A two-year survey conducted by DevTech systems on indicators of violent extremism found that fundamental religious beliefs alone do not lead to violent extremism, but that violent extremists often manipulate or invoke religion and ethnic tensions to frame grievances, divide communities, and justify violence.  When asked about the perceptions of ethnic and religious social cohesion, acceptance of identity-based grievances, and the use of violence to defend religious beliefs, 83 percent of respondents believed they could practice their religion freely.  Reports of discrimination were highest in Nairobi at 24 percent.  Nationally, 84 percent of respondents said diversity made the country a better place to live, and 25 percent said violence was always justified in defending one’s religion or culture.

Religious leaders representing interfaith groups, including the Anglican, Catholic, evangelical Protestant, Muslim, and Hindu communities, engaged with political parties and the Independent Electoral Boundaries Commission in the national reconciliation process following violent 2017 presidential elections.  Representatives of a number of religious organizations participated in an October National Dialogue Reference Group conference to promote national healing and identify social cohesion challenges.

U.S. embassy officials emphasized the importance of respecting religious freedom in meetings with government officials, including senior police officials and local governments in the coastal region, especially emphasizing the role of interfaith dialogue in stemming religious intolerance and countering religiously based violent extremism.

The Ambassador and embassy staff met frequently with religious leaders and groups, including the Inter-Religious Council of Kenya, Supreme Council of Kenya Muslims, Coast Interfaith Council of Clerics, Interfaith Council of Kenya, Council of Imams and Preachers of Kenya, Hindu Council of Kenya, National Muslim Leaders Forum, Alliance of Registered Churches & Ministries Founders, and National Council of Churches of Kenya.  Topics of discussion included the importance of religious groups in countering religiously based extremism, seeking guidance from religious leaders on human rights issues, and working together to resolve the country’s electoral issues.
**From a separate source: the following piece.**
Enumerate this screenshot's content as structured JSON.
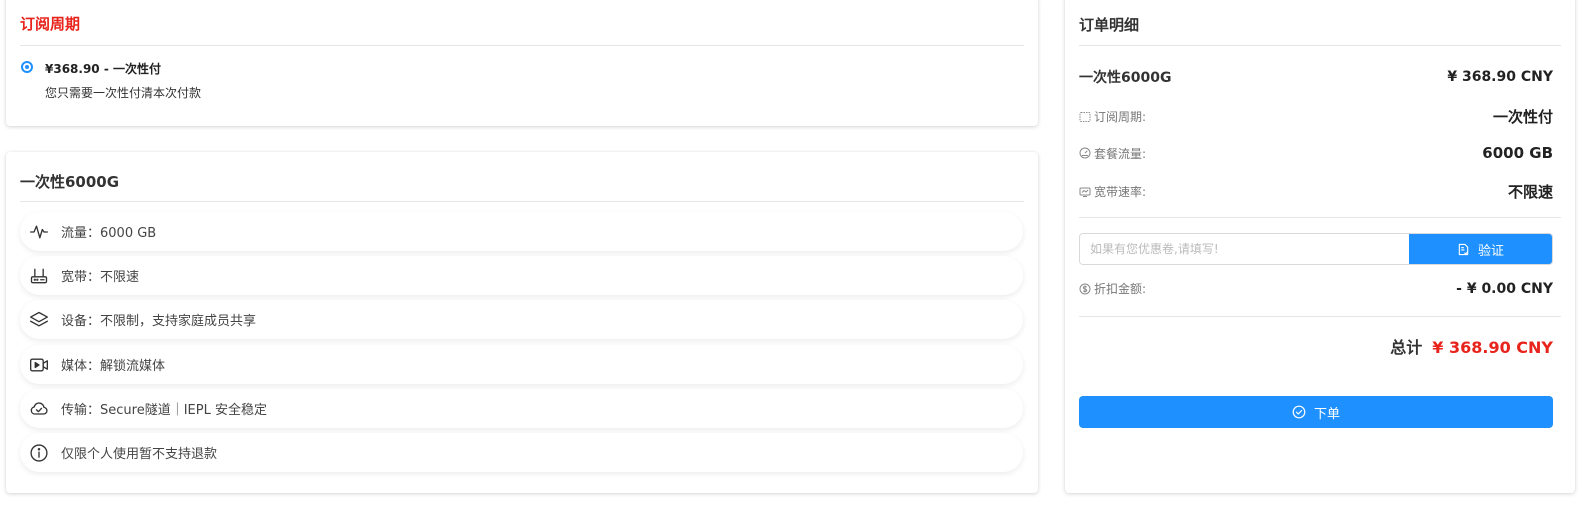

U.S. embassy officials supported interfaith efforts to defuse political and ethnic tensions, including efforts to resolve disputes related to the preparations, conduct, and outcome of the national elections.

The Ambassador met periodically throughout the year with Muslim leaders in Nairobi and the coastal region.  He hosted iftars during Ramadan with Muslim, Christian, and Hindu leaders in Nairobi, and a senior embassy official hosted an all-women’s iftar that included representatives of all faiths.  The embassy also assisted efforts to promote intrafaith dialogue on freedom and tolerance within the Muslim community.

Embassy officials met individually with religious and civic leaders to urge them to continue to work across sectarian lines to reaffirm the importance of religious freedom, tolerance, and diversity.  The embassy encouraged faith communities and other societal figures to see religious diversity as a national strength rather than a source of strife and division.